Here the court addresses an 'inadequate reasons' JR argument against the Rule change:
 ... The applicant relies on the absence of reasons for the Committees’ decision to change the rule. The applicant further challenges the memorandum put forward to the Committees in support of the then proposed change. . Freeman’s Service Centre Ltd. v. Modern Auto Parts Limited
 As noted in Canada (Minister of Citizenship and Immigration) v. Vavilov, 2019 SCC 65,  4 S.C.R. 653, at para. 136, formal reasons are not necessarily required. The applicant has not shown that they were required in this instance. Where formal reasons have not been provided, the reviewing court looks at the record as a whole to understand the decision: Vavilov, at para. 137. The memorandum put forward in support of the proposed change is relevant context. It noted that the prior rules were sparse, that the R. v. O’Connor test had been applied, discussed the test in R. v.
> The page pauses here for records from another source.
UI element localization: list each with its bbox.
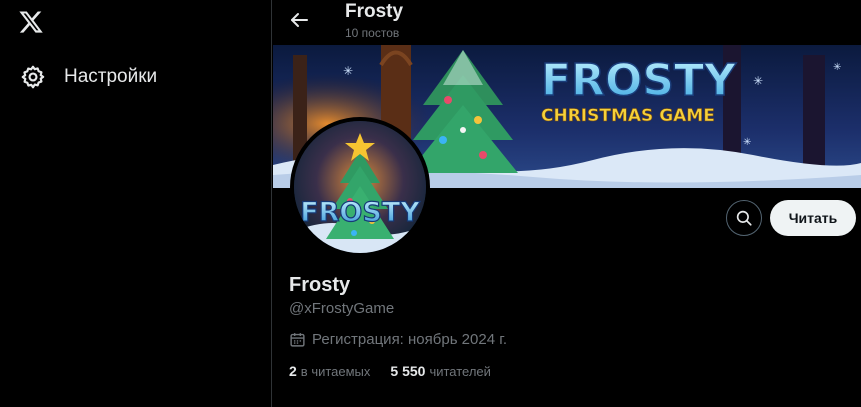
followers-link[interactable]: 5 550 читателей	[390, 363, 491, 379]
profile-name: Frosty	[289, 274, 351, 296]
following-label: в читаемых	[300, 364, 371, 379]
arrow-left-icon[interactable]	[287, 8, 311, 32]
following-count: 2	[289, 363, 297, 379]
gear-icon	[21, 65, 45, 89]
profile-column: FROSTY CHRISTMAS GAME ✳ ✳ ✳ ✳ Frosty 10 …	[273, 0, 861, 407]
search-icon	[736, 210, 752, 226]
sidebar-item-settings[interactable]: Настройки	[14, 60, 163, 94]
profile-handle: @xFrostyGame	[289, 300, 395, 317]
following-link[interactable]: 2 в читаемых	[289, 363, 370, 379]
svg-text:✳: ✳	[833, 62, 841, 73]
header-posts-count: 10 постов	[345, 26, 400, 40]
profile-joined: Регистрация: ноябрь 2024 г.	[289, 331, 507, 348]
profile-header-bar: Frosty 10 постов	[273, 0, 861, 45]
avatar-text: FROSTY	[300, 197, 420, 228]
banner-title: FROSTY	[541, 55, 737, 106]
followers-label: читателей	[429, 364, 491, 379]
x-logo-icon[interactable]	[17, 9, 45, 35]
profile-stats: 2 в читаемых 5 550 читателей	[289, 363, 511, 379]
follow-button[interactable]: Читать	[770, 200, 856, 236]
banner-subtitle: CHRISTMAS GAME	[541, 106, 715, 126]
avatar[interactable]: FROSTY	[290, 117, 430, 257]
header-name: Frosty	[345, 1, 404, 22]
sidebar-item-label: Настройки	[64, 66, 158, 87]
followers-count: 5 550	[390, 363, 426, 379]
profile-joined-text: Регистрация: ноябрь 2024 г.	[312, 331, 508, 348]
svg-text:✳: ✳	[743, 137, 751, 148]
left-sidebar: Настройки	[0, 0, 272, 407]
svg-text:✳: ✳	[753, 74, 763, 88]
calendar-icon	[290, 333, 305, 347]
search-profile-button[interactable]	[726, 200, 762, 236]
svg-text:✳: ✳	[343, 64, 353, 78]
avatar-image: FROSTY	[294, 121, 426, 253]
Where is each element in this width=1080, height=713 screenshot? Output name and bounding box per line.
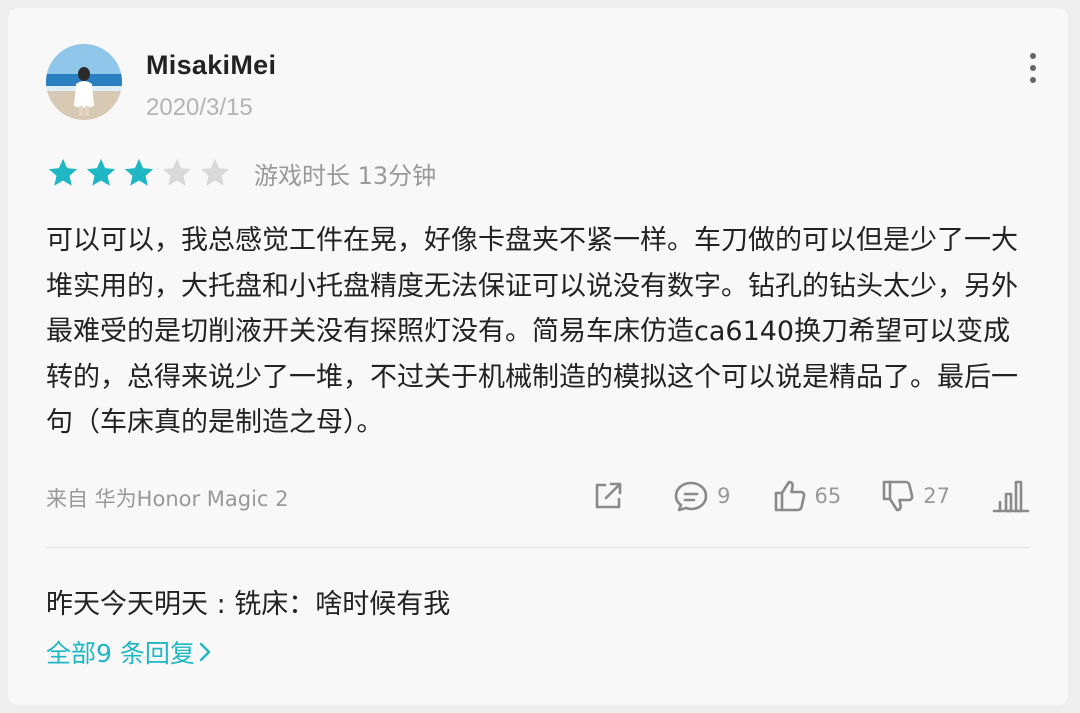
star-filled-icon xyxy=(86,158,116,186)
device-info: 来自 华为Honor Magic 2 xyxy=(46,487,289,511)
all-replies-label: 全部9 条回复 xyxy=(46,639,195,668)
thumbs-up-icon xyxy=(774,480,805,512)
more-options-button[interactable] xyxy=(1018,48,1048,88)
like-button[interactable]: 65 xyxy=(773,479,842,513)
reply-preview[interactable]: 昨天今天明天 : 铣床：啥时候有我 xyxy=(46,582,450,621)
username[interactable]: MisakiMei xyxy=(146,50,276,81)
like-count: 65 xyxy=(814,484,842,508)
dislike-count: 27 xyxy=(923,484,950,508)
share-icon xyxy=(595,482,622,509)
star-rating xyxy=(46,156,232,190)
view-all-replies-link[interactable]: 全部9 条回复 xyxy=(46,634,213,670)
dislike-button[interactable]: 27 xyxy=(881,479,950,513)
avatar[interactable] xyxy=(46,44,122,120)
chevron-right-icon xyxy=(199,642,211,662)
rating-row: 游戏时长 13分钟 xyxy=(46,155,436,191)
thumbs-down-icon xyxy=(882,480,914,512)
review-date: 2020/3/15 xyxy=(146,94,253,121)
review-card: MisakiMei 2020/3/15 游戏时长 13分钟 可以可以，我总感觉工… xyxy=(8,8,1068,705)
star-filled-icon xyxy=(48,158,78,186)
comment-icon xyxy=(674,481,708,512)
comment-button[interactable]: 9 xyxy=(673,479,731,513)
star-filled-icon xyxy=(124,158,154,186)
avatar-image xyxy=(46,44,122,120)
action-bar: 9 65 27 xyxy=(591,476,1030,516)
divider xyxy=(46,547,1030,548)
playtime: 游戏时长 13分钟 xyxy=(254,161,437,190)
stats-button[interactable] xyxy=(992,478,1030,514)
more-vertical-icon xyxy=(1030,53,1036,59)
bar-chart-icon xyxy=(992,480,1030,513)
comment-count: 9 xyxy=(717,484,731,508)
star-empty-icon xyxy=(162,158,192,186)
share-button[interactable] xyxy=(591,479,625,513)
star-empty-icon xyxy=(200,158,230,186)
review-content: 可以可以，我总感觉工件在晃，好像卡盘夹不紧一样。车刀做的可以但是少了一大堆实用的… xyxy=(46,225,1018,438)
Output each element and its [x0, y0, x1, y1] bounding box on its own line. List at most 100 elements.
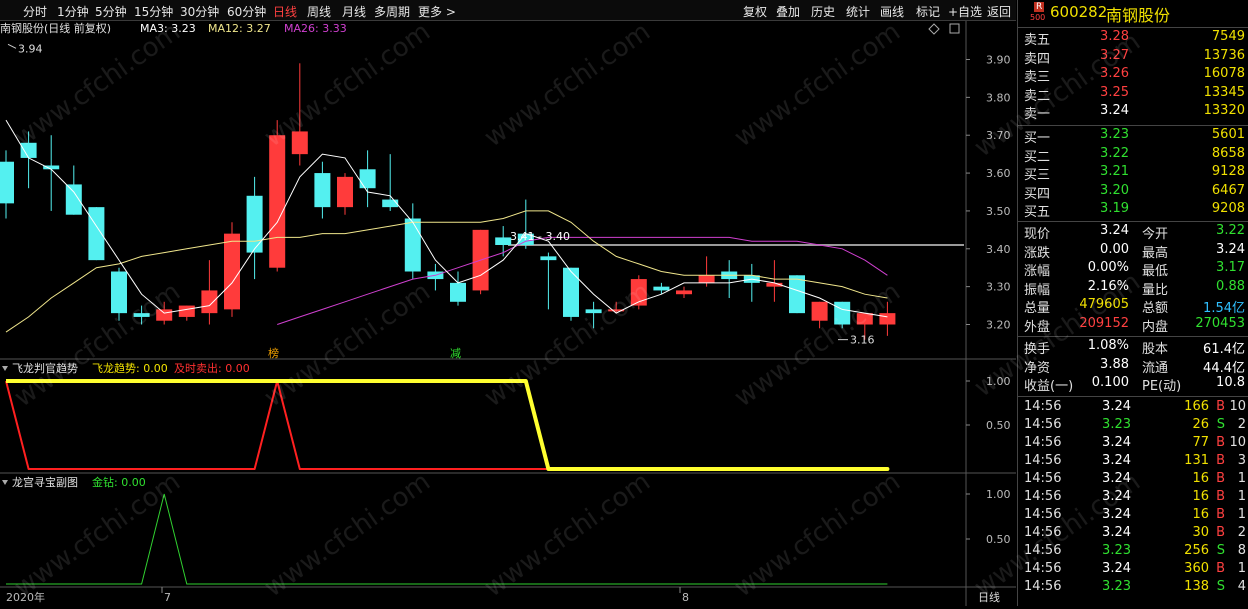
candle-body: [111, 271, 127, 314]
x-label-month-7: 7: [164, 591, 171, 604]
toolbar-tab-6[interactable]: 日线: [273, 3, 297, 20]
candle-body: [653, 286, 670, 291]
toolbar-tab-8[interactable]: 月线: [342, 3, 366, 20]
toolbar-action-6[interactable]: +自选: [948, 3, 982, 20]
toolbar-action-3[interactable]: 统计: [846, 3, 870, 20]
stat-key: 最低: [1142, 264, 1169, 279]
maximize-icon[interactable]: [949, 23, 960, 34]
y-tick-label: 3.60: [986, 167, 1011, 180]
tick-row: 14:56 3.24 16 B 1: [1018, 506, 1248, 524]
badge-bottom: 500: [1030, 13, 1046, 22]
tick-price: 3.24: [1102, 435, 1131, 450]
tick-time: 14:56: [1024, 399, 1062, 414]
ask-label: 卖五: [1024, 33, 1051, 48]
ask-label: 卖二: [1024, 88, 1051, 104]
tick-volume: 16: [1192, 489, 1209, 504]
candle-body: [156, 309, 173, 321]
chart-area[interactable]: 3.90 3.80 3.70 3.60 3.50 3.40 3.30 3.20 南钢股份(日线 …: [0, 21, 1016, 606]
sell-signal-line: [5, 380, 889, 470]
ask-row: 卖一 3.24 13320: [1018, 102, 1248, 122]
toolbar-tab-3[interactable]: 15分钟: [134, 3, 173, 20]
toolbar-action-7[interactable]: 返回: [987, 3, 1011, 20]
stat-key: 总额: [1142, 301, 1169, 316]
stat-key: 内盘: [1142, 319, 1169, 335]
toolbar-tab-1[interactable]: 1分钟: [57, 3, 89, 20]
tick-volume: 166: [1184, 399, 1209, 414]
ma3-label: MA3: 3.23: [140, 22, 196, 35]
toolbar-tab-10[interactable]: 更多 >: [418, 3, 456, 20]
stat-key: 今开: [1142, 227, 1169, 242]
collapse-icon[interactable]: [2, 366, 8, 371]
tick-side: S: [1216, 579, 1225, 594]
bid-label: 买三: [1024, 168, 1051, 183]
stock-code: 600282: [1050, 3, 1108, 21]
tick-price: 3.23: [1102, 579, 1131, 594]
stat-value: 3.24: [1100, 223, 1129, 238]
toolbar-action-4[interactable]: 画线: [880, 3, 904, 20]
tick-count: 10: [1229, 399, 1246, 414]
x-label-month-8: 8: [682, 591, 689, 604]
candle-body: [0, 161, 14, 204]
stat-key: 现价: [1024, 227, 1051, 242]
candle-body: [20, 142, 37, 158]
ind2-title: 龙宫寻宝副图: [12, 475, 78, 489]
ind1-label-a: 飞龙趋势: 0.00: [92, 362, 168, 375]
y-tick-label: 3.70: [986, 129, 1011, 142]
tick-price: 3.24: [1102, 399, 1131, 414]
toolbar-action-0[interactable]: 复权: [743, 3, 767, 20]
ma26-label: MA26: 3.33: [284, 22, 347, 35]
tick-count: 3: [1237, 453, 1246, 468]
tick-side: S: [1216, 417, 1225, 432]
candle-body: [811, 301, 828, 321]
candle-body: [178, 305, 195, 317]
bid-row: 买五 3.19 9208: [1018, 200, 1248, 220]
toolbar-action-2[interactable]: 历史: [811, 3, 835, 20]
badge-top: R: [1034, 2, 1045, 12]
tick-side: B: [1216, 507, 1225, 522]
tick-side: B: [1216, 561, 1225, 576]
tick-price: 3.24: [1102, 489, 1131, 504]
ask-price: 3.25: [1100, 84, 1129, 100]
stat-value: 479605: [1079, 297, 1129, 312]
ma12-label: MA12: 3.27: [208, 22, 271, 35]
tick-time: 14:56: [1024, 435, 1062, 450]
period-label: 日线: [978, 590, 1000, 604]
ind2-tick-label: 0.50: [986, 533, 1011, 546]
tick-volume: 360: [1184, 561, 1209, 576]
quote-panel: R 500 600282 南钢股份 卖五 3.28 7549 卖四 3.27 13736 卖…: [1017, 0, 1248, 606]
kline-chart[interactable]: 3.90 3.80 3.70 3.60 3.50 3.40 3.30 3.20 南钢股份(日线 …: [0, 21, 1016, 606]
candle-body: [585, 309, 602, 314]
candle-body: [834, 301, 851, 325]
tick-row: 14:56 3.23 256 S 8: [1018, 542, 1248, 560]
candle-body: [337, 176, 353, 208]
stat-value: 1.54亿: [1203, 301, 1245, 316]
toolbar-tab-4[interactable]: 30分钟: [180, 3, 219, 20]
toolbar-action-1[interactable]: 叠加: [776, 3, 800, 20]
toolbar-tab-7[interactable]: 周线: [307, 3, 331, 20]
ind2-tick-label: 1.00: [986, 488, 1011, 501]
tick-row: 14:56 3.24 77 B 10: [1018, 434, 1248, 452]
toolbar-tab-2[interactable]: 5分钟: [95, 3, 127, 20]
tick-count: 4: [1237, 579, 1246, 594]
tick-count: 1: [1237, 471, 1246, 486]
candle-body: [540, 256, 557, 261]
toolbar-tab-9[interactable]: 多周期: [374, 3, 410, 20]
ask-volume: 13320: [1203, 103, 1245, 118]
candle-body: [698, 275, 715, 283]
collapse-icon-2[interactable]: [2, 480, 8, 485]
toolbar-tab-0[interactable]: 分时: [23, 3, 47, 20]
stat-value: 0.00: [1100, 241, 1129, 257]
toolbar-tab-5[interactable]: 60分钟: [227, 3, 266, 20]
ask-row: 卖四 3.27 13736: [1018, 47, 1248, 67]
tick-count: 1: [1237, 561, 1246, 576]
separator-ticks: [1018, 396, 1248, 397]
bid-volume: 8658: [1211, 145, 1245, 161]
diamond-icon[interactable]: [928, 23, 940, 35]
tick-price: 3.24: [1102, 507, 1131, 522]
stat-key: 外盘: [1024, 319, 1051, 335]
candle-body: [404, 218, 421, 272]
tick-count: 10: [1229, 435, 1246, 450]
toolbar-action-5[interactable]: 标记: [916, 3, 940, 20]
candle-body: [879, 313, 896, 325]
candle-body: [269, 135, 286, 268]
Mills, noted that it was intended to counter improper stereotypes about sexual assault victims, and noted that the Regulated Health Professions Act had already codified the R. v. Mills regime and other regulators had also done so.
In Freeman’s Service Centre Ltd. v. Modern Auto Parts Limited (Ont CA, 2023) the Court of Appeal dismissed an inadequate 'reasons for decision' appeal, even though the motion judge (in an unopposed motion) issued no reasons at all (apparently not even oral reasons):
 The Cedarholme Defendants seek to set aside the Order primarily on the basis that the motion judge failed to give any reasons for his decision. While the motion judge did not give any reasons for the Order made on an unopposed basket motion, the record clearly discloses the basis upon which it was made: R. v. Sheppard, 2002 SCC 26,  1 S.C.R. 869, at paras. 37 and 46; R. v. G.F., 2021 SCC 20, 459 D.L.R. (4th) 375, at paras. 70-71.
 In our view, the record clearly discloses the reason why Broad J. struck out the Cedarholme Defendants’ pleading: notwithstanding the multiple opportunities they were given to answer undertakings, they failed to file any materials in response to Freeman’s motion to strike and failed to provide answers to the remaining undertakings. The Cedarholme Defendants were treated fairly during this process but failed to avail themselves of the opportunities given to them by the court to satisfy their undertaking obligations and to respond to Freeman’s motion. Striking out the Cedarholme Defendants’ pleading for their default was a remedy available to the motion judge in the circumstances.